Impact of Zn and the Zn transporter ZIP8 on M. tuberculosis infection of human macrophages
Eusondia Arnett1, Miranda Lumbreras1, Charlie Pyle2, Abul Azad1, Deandra Smith3, Varun Dwivedi1, Joanne Turner1, Daren Knoell3, Larry S Schlesinger1
1 Texas Biomedical Research Institute, San Antonio, TX
2 Duke University School of Medicine, Durham, NC
3 University of Nebraska Medical Center, Omaha, NE
Zinc (Zn) is an essential micronutrient whose concentration and location within cells is tightly regulated by Zn transporters (ZIPs and ZnTs that increase and decrease cytosolic Zn levels, respectively). ZIP8 is the only Zn transporter highly induced following M. tuberculosis (M.tb) infection of human macrophages. M.tb is a highly adept intracellular pathogen, residing within distinctive phagosomes. The capacity of M.tb to persevere in the phagosome depends in part on access to micronutrients. There is a fundamental gap in knowledge regarding the importance of Zn at the M.tb-host interface. Resolving this gap is critical since dietary Zn deficiency and polymorphic variants of ZIP8 are associated with increased susceptibility to TB and other infectious diseases.
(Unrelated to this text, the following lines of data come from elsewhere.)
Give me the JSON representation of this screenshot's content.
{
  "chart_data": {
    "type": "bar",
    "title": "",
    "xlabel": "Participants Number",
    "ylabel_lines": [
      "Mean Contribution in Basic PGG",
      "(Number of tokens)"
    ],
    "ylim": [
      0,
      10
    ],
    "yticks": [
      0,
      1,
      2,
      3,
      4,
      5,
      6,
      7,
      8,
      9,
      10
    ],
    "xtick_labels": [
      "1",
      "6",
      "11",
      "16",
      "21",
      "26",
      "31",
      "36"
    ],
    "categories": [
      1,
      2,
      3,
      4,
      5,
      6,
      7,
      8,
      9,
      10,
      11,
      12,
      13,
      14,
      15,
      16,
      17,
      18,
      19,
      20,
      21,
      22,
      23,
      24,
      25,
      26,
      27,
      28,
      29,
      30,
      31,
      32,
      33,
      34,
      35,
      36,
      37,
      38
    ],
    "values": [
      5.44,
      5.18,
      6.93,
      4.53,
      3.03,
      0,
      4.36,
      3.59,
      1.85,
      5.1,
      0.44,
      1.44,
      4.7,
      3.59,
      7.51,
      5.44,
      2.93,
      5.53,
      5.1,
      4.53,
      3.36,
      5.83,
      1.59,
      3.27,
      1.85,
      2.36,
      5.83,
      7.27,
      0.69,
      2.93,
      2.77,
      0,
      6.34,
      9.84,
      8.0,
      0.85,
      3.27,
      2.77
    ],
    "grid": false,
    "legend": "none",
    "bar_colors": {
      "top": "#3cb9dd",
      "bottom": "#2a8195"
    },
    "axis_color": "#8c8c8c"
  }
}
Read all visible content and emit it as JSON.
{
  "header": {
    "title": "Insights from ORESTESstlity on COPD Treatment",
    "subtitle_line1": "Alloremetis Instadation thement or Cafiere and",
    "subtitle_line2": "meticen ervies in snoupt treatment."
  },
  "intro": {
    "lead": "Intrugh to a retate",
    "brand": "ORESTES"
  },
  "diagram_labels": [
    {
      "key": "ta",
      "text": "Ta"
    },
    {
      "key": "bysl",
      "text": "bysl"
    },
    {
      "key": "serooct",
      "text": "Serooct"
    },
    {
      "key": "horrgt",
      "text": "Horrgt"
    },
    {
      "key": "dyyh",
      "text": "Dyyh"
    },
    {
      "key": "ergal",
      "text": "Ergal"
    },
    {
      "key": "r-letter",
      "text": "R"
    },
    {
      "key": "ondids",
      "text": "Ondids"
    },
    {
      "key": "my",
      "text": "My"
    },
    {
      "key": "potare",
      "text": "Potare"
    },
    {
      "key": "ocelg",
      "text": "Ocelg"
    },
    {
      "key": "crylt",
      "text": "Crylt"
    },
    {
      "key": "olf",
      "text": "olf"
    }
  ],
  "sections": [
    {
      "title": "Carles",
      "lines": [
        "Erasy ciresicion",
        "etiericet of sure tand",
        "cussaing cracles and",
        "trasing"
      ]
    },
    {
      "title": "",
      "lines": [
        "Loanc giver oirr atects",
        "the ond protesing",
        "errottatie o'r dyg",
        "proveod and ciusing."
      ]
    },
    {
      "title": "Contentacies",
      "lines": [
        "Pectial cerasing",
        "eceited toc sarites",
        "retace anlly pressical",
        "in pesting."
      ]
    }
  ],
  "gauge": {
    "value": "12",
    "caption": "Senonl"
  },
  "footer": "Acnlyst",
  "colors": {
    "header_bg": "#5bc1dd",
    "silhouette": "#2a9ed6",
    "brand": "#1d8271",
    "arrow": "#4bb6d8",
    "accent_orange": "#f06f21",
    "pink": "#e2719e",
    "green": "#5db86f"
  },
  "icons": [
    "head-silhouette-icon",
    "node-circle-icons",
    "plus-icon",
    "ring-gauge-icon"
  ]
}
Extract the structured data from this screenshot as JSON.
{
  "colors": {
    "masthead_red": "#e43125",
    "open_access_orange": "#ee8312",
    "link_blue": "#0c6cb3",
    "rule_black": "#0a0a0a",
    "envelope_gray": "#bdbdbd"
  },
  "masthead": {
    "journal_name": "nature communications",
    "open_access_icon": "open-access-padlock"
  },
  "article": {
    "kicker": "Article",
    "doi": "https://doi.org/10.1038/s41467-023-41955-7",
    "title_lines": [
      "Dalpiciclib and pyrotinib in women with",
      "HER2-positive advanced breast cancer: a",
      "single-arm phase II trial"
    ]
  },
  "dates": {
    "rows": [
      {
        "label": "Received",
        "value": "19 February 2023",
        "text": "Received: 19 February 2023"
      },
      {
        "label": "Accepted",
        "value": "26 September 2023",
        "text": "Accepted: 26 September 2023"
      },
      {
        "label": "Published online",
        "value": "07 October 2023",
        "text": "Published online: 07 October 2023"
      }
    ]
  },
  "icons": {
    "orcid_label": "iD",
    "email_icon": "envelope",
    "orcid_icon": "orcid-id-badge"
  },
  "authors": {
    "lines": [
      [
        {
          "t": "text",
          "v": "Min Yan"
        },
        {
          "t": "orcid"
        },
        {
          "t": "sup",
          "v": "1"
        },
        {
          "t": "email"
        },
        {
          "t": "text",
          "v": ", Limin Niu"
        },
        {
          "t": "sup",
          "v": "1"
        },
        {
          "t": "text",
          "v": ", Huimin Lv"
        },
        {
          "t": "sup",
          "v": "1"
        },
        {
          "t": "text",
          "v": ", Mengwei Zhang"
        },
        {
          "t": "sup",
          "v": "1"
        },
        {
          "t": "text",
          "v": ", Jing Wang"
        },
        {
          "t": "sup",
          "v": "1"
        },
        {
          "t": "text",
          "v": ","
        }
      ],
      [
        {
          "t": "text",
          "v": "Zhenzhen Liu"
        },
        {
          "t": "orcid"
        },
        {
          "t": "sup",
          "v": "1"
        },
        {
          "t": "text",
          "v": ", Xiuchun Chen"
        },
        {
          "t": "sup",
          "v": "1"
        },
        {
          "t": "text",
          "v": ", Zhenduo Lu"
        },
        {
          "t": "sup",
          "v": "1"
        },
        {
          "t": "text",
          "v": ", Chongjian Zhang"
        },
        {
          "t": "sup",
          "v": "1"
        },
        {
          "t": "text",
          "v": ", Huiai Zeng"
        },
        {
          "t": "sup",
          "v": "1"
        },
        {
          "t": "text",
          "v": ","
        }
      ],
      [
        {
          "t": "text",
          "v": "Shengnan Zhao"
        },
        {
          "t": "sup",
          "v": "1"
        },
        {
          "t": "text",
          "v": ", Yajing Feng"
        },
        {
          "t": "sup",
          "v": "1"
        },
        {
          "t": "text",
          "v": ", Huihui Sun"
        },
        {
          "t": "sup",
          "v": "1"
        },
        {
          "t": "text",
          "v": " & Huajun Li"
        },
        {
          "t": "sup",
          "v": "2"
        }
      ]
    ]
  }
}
Our data indicate that ZIP8 is enriched at the M.tb phagosome in human macrophages and that myeloid-specific ZIP8 knockout mice exhibit reduced M.tb burden compared to wild type mice, whereas Zn deficient mice exhibit increased M.tb burden. Our central hypothesis is that M.tb exploits ZIP8 to enhance infection, and that ZIP8 mediates transport of Zn from the phagosome to the cytosol, thereby protecting bacteria from excessive Zn levels and Zn poisoning while leaving low Zn levels in the phagosome for M.tb growth, similar to Zn deficiency. Further, we hypothesize that ZIP8 increases cytosolic Zn levels to moderately dampen NFkB activation and cytokine production and enhance Metal Regulatory Transcription Factor 1 (MTF-1) signaling to enhance matrix metalloproteinase (MMP) production, thereby enabling M.tb growth and persistence. This is exacerbated during Zn deficiency, which severely lowers cytosolic Zn levels, leading to dysregulated NFkB and MTF-1 activation, mimicking the excessive inflammation seen in Zn deficient individuals with active TB. Thus, Zn intake and cellular concentration and location are expected to critically impact the immune response. We have confirmed that ZIP8 deficient macrophages have reduced M.tb burden relative to wild type and that pro-inflammatory cytokines are altered under this condition. These studies will provide new understanding of the Zn and ZIP8-dependent host response to M.tb infection and foster new micronutrient-based intervention strategies to improve prevention and treatment of TB.